PITTSBURGH — Pitt’s 2017 football season ended on Friday, with the Panthers’ dramatic 24-14 victory over No. 2 Miami at Heinz Field.
On Saturday, the focus was squarely on basketball, as the Panthers suited up against Lehigh and got their most convincing win of the 2017-18, improving to 2-4 while downing the Mountain Hawks, 80-68 at Petersen Events Center.
If you’ve been more focused on the dealings of the gridiron Panthers up to this point, I’ll cover the big storylines of the first six games of the Pitt baseball season in my five takeaways.
Pitt’s team is extremely young, with seven freshmen and nine first-time Division I players on the roster. The rotation has typically included freshmen Marcus Carr, Shamiel Stevenson and Parker Stewart, with junior college transfers Jared Wilson-Frame and Kene Chukwuka also seeing big minutes.
It’s added up to not much experience on the floor for the Panthers and they’ve had some notable growing pains. They didn’t perform well at all in the season opener against Navy, lacked intensity in a big building in a 31-point loss to Penn State at Barclays Center in Brooklyn.

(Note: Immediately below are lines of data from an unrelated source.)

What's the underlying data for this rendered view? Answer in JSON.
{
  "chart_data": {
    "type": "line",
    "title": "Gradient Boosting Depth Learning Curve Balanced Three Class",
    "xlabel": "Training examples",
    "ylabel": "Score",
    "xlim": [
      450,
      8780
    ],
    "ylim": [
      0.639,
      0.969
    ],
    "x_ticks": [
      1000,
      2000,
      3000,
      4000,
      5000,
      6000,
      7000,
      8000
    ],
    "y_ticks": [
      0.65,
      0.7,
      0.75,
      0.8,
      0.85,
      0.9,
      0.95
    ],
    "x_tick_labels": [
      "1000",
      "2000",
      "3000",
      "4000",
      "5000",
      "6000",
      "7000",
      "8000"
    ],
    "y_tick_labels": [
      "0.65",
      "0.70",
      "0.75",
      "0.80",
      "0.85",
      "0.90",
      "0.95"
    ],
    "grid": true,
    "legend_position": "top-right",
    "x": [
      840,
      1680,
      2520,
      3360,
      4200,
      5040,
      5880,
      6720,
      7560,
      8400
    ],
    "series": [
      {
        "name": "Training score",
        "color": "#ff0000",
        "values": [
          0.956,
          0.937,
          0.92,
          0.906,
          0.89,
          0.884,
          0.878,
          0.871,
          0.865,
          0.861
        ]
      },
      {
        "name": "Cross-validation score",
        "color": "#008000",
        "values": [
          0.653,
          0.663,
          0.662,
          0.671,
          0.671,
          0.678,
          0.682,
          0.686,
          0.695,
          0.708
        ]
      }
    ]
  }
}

But there have been some positive moments, as well. The team played well against Oklahoma State in a loss and took care of business in a close game against UC Santa Barbara. The biggest issue that the youth has presented has been inconsistency. Pitt hasn’t played a full 40 minutes of quality offense and defense in any of its games thus far.
Pitt was out-rebounded fairly decisively over the first five games of the season until Ryan Luther spearheaded a turnaround in that department against Lehigh on Saturday, with 10 of his own as Pitt out-boarded the Mountain Hawks, 33-28.
Part of the problem is that Pitt just isn’t very tall, with Terrell Brown at 6-foot-10 the only player taller than Luther, and he’s averaging just 8.5 minutes per game.
The other problem is that Luther hasn’t been quite the force the Panthers need him to be. Though averaging near a double-double (12.2 points and 9.2 rebounds), Kevin Stallings has been left wanting at times.
“He needs to stop worrying about whether he leads us in scoring or rebounding or anything else,” Stallings said after Pitt beat UC Santa Barbara. “He needs to go out there and be the best version of himself.”
Luther did just that on Saturday against Lehigh, leading Pitt with 18 points and 10 rebounds. He was the dominant force inside that Pitt needs him to be, albeit against a smaller opponent.
Parker Stewart came to Pitt as a freshman with the reputation of being an elite 3-point shooter. Through five games, he didn’t look like one as the Tennessee native got off to a 3-for-17 start to his collegiate career from beyond the arc.
But Stewart kept shooting through his struggles and came through with a big 12 points on a 4-for-7 night in the Panthers’ win against Lehigh.
“I haven’t been hitting shots I usually have and I know I can, but I really didn’t change anything on my shot,” Stewart said. “I just shot the ball the same way and hit them. … When you don’t hit shots, sometimes it’s in your head. I just try not to think about it too much, just keep getting extra shots and keep shooting the ball how I’ve been shooting it my whole life.”
Stewart said he thinks the big afternoon against Lehigh can springboard him forward.
“Tonight, after the first one, I was like, ‘I’m OK’ and I just settled in,” he said.
Though Stewart has potential on defense, he remains a more refined player on the offensive side of the ball. Stallings wants him to keep shooting.
“That’s his way that he’s going to help us,” Stallings said. “Not only does he need to shoot them, he needs to make them.”
Another issue with a young team is the tendency to try to think the play instead of just reacting. That typically shows itself on defense, but Milligan thought on Saturday that the Panthers benefited from more intense execution of their back-door sets, which led to a lot of easy layups and trips to the free-throw line.
“We’ve been really emphasizing execution, making hard cuts — doing what we do on offense, but doing it full speed,” Milligan said. “Executing is something that’s probably a little bit new, but I think we’re getting the hang of it. We’re getting better every week in practice and it’s paying off.”
BOARDS ON BOARDS
Though the Panthers have struggled consistently with rebounding, the number of offensive rebounds that they’ve allowed, compared to the number they’ve gotten has been particularly problematic.
Again, the Panthers are small, but getting the young shooters to more carefully pick their shots has been a trouble spot for Stallings.
Against Lehigh, Chukuwka took a 3-pointer with 15 seconds left on the shot clock. He’s 2 for 12 from 3-point range this season. That’s a shot he can make, but without the proper timing and spacing, it’s not one he should be taking unless the Panthers can get players headed to the offensive glass.
Pitt grabbed three offensive rebounds and gave up four to the Mountain Hawks.